The shape of the feet is similar to a modern water monitor’s, and though the animal’s exact size is unknown, it may have resembled a small goanna-like creature about 80 centimeters (31 inches) in length, said lead study author John Long, strategic professor in paleontology at Flinders University. Asian water monitors are large lizards native to South and Southeast Asia, while goannas are large lizards commonly found in Australia.
Hooked claws, a key feature specific to reptiles, might have enabled the primitive tetrapod to dig and climb trees.

The animal that made the footprints is the oldest known reptile and oldest known amniote, Ahlberg said.
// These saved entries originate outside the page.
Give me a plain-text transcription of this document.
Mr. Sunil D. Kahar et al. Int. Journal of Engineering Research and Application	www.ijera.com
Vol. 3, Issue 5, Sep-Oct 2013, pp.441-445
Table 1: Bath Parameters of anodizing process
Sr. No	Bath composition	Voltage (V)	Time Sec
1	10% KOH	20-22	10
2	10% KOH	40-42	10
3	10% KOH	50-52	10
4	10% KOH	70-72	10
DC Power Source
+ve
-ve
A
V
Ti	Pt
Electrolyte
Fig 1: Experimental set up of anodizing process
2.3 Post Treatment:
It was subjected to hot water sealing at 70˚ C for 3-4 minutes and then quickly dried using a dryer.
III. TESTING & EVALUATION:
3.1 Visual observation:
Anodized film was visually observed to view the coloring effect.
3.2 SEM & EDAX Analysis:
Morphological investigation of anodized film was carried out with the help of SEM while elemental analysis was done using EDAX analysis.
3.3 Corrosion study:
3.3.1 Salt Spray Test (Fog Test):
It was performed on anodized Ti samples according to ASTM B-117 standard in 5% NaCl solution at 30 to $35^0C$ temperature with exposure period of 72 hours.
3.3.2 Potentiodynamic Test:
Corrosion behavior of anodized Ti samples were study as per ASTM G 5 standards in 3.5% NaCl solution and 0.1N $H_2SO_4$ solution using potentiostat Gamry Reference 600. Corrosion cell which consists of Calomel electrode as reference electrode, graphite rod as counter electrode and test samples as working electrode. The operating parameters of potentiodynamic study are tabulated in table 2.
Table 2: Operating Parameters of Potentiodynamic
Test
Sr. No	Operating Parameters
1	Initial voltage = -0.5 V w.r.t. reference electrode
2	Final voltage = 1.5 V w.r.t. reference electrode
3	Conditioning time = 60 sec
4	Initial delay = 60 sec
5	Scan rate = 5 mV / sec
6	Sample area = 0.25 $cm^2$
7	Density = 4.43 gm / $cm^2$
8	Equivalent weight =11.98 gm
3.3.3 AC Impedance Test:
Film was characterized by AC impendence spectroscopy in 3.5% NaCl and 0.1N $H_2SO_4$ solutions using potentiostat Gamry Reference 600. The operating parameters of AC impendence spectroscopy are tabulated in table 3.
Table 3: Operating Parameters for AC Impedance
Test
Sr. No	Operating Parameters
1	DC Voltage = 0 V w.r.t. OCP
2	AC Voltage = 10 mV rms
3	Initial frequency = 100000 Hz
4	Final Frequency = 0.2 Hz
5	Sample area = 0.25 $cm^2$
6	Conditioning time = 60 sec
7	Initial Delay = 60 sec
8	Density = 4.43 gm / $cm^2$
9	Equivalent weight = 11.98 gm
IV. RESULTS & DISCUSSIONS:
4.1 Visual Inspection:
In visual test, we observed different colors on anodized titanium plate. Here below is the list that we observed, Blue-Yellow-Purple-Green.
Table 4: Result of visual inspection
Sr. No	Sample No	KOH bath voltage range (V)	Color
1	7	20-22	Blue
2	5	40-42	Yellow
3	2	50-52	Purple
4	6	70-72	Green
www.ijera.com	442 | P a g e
And it’s helping scientists crack the code on how tetrapods evolved.
“Our new find implies that the two main evolutionary lines leading to modern tetrapods — one, the line to modern amphibians, and two, the line leading to reptiles, mammals and birds — diverged from each other much earlier in time than previously thought, likely back in the Devonian Period about 380 million years ago,” Long said.
Prior to this finding, the Devonian Period was believed to be a time of primitive fishlike tetrapods and “fishapods” like Tiktaalik, which exhibited traits of fish and early tetrapods and began to explore shorelines in limited ways.
But the new study reveals a diversity of large and small tetrapods, some aquatic and others largely or entirely terrestrial, likely lived at the same time.
“One of the implications of our research is that tetrapod diversity at this time was higher, and included more advanced forms, than had been thought,” Ahlberg wrote in an email.
It’s crucial to understand when life shifted from being entirely aquatic to terrestrial because it is one of the biggest steps in the evolution of life, Long said. This transition showed that animals were no longer dependent on living in or near water.